PCCTS 1.00 was announced April 10, 1992.
ANTLR takes as input a grammar that specifies a language and generates as output source code for a recognizer of that language.
While Version 3 supported generating code in the programming languages
Ada95,
ActionScript,
C,
C#,
Java,
JavaScript,
Objective-C,
Perl,
Python,
Ruby, and Standard ML, Version 4 at present targets
C#,
C++,
Dart,
Java,
JavaScript,
Go,
PHP,
Python (2 and 3),
and Swift.
A language is specified using a context-free grammar expressed using Extended Backus–Naur Form (EBNF).

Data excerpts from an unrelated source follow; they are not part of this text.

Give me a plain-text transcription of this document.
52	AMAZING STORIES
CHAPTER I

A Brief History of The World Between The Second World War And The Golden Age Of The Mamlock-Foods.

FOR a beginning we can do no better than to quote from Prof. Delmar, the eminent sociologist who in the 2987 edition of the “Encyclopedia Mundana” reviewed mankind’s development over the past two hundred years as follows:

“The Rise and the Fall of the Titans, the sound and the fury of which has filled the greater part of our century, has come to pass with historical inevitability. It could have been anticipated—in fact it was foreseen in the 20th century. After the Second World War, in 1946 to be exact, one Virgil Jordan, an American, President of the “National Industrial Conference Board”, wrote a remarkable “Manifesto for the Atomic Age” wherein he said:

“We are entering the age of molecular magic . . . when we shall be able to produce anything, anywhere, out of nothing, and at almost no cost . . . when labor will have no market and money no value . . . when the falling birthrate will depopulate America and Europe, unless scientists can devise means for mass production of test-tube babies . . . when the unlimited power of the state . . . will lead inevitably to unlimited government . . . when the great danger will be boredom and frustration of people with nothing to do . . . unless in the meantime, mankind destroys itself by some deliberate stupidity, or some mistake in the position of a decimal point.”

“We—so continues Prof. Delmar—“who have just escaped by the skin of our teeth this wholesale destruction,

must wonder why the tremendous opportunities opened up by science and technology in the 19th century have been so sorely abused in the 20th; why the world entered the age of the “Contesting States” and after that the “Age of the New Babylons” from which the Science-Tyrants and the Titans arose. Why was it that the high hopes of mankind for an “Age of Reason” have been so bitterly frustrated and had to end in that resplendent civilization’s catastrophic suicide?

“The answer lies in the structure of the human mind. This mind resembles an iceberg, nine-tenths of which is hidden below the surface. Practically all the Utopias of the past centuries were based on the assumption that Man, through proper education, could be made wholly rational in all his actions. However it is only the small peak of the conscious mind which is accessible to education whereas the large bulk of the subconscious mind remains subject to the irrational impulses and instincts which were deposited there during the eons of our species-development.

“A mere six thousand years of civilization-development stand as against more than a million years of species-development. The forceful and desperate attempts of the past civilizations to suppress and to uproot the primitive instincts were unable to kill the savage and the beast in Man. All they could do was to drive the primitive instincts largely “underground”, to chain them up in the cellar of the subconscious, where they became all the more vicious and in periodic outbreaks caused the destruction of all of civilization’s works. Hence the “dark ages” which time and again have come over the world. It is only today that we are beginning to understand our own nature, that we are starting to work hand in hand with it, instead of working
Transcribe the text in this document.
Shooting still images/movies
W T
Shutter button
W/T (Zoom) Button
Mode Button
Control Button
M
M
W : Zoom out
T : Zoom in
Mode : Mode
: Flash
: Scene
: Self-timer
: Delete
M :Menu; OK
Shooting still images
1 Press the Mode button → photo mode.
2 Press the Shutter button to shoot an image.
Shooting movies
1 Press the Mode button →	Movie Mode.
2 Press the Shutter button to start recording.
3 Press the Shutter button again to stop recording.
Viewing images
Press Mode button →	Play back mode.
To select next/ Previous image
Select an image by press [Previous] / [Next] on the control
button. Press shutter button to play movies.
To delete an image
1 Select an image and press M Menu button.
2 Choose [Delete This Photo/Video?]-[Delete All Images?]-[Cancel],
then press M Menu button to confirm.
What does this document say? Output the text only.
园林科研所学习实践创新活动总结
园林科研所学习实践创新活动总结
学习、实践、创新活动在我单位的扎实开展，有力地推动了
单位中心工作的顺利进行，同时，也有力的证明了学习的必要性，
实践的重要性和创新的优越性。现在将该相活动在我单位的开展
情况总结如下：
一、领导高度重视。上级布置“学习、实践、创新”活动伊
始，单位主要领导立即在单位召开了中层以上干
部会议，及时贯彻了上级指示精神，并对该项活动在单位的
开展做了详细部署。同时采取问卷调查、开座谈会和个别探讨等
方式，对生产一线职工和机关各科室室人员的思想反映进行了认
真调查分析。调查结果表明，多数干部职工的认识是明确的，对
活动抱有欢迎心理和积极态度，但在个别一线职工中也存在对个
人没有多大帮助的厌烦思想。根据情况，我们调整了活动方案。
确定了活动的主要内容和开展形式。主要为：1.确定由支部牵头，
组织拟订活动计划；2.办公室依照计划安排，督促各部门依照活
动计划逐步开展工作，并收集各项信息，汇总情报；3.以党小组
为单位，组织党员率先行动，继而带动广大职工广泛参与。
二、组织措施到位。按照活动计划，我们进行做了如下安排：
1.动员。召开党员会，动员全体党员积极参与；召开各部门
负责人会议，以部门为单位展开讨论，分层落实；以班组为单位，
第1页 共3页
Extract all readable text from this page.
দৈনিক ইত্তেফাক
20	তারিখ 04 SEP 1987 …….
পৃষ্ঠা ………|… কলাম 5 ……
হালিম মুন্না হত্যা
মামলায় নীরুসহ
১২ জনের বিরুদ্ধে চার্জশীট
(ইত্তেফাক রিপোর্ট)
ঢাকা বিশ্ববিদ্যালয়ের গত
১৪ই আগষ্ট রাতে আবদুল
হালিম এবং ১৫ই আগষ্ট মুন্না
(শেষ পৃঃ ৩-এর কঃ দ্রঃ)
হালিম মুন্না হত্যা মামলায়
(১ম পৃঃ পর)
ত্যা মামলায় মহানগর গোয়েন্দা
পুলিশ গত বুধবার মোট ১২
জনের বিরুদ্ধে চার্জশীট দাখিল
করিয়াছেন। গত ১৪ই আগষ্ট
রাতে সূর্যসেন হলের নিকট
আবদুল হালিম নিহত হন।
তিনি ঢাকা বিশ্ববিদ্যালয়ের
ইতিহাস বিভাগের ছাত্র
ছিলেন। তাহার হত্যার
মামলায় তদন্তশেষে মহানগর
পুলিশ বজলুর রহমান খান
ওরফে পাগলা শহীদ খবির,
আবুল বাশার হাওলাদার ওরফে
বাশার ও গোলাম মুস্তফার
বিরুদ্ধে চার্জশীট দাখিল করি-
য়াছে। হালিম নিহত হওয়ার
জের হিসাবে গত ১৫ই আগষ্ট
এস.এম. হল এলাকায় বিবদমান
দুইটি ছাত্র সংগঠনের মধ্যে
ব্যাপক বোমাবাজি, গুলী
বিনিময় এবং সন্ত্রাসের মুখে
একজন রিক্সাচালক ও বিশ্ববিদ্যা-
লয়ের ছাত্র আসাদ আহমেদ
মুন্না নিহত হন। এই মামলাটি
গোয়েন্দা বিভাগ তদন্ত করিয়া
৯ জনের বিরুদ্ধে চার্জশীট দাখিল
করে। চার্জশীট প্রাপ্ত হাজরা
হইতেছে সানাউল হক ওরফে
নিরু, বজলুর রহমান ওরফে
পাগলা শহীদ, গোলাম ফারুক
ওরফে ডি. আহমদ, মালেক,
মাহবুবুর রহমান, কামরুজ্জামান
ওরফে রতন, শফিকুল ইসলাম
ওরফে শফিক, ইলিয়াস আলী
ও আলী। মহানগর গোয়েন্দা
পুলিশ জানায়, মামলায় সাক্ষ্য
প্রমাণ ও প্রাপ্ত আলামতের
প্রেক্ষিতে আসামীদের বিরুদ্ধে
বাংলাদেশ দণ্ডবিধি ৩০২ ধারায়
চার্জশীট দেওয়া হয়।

ANTLR can generate lexers, parsers, tree parsers, and combined lexer-parsers. Parsers can automatically generate parse trees or abstract syntax trees, which can be further processed with tree parsers. ANTLR provides a single consistent notation for specifying lexers, parsers, and tree parsers.
By default, ANTLR reads a grammar and generates a recognizer for the language defined by the grammar (i.e., a program that reads an input stream and generates an error if the input stream does not conform to the syntax specified by the grammar). If there are no syntax errors, the default action is to simply exit without printing any message. In order to do something useful with the language, actions can be attached to grammar elements in the grammar. These actions are written in the programming language in which the recognizer is being generated. When the recognizer is being generated, the actions are embedded in the source code of the recognizer at the appropriate points. Actions can be used to build and check symbol tables and to emit instructions in a target language, in the case of a compiler.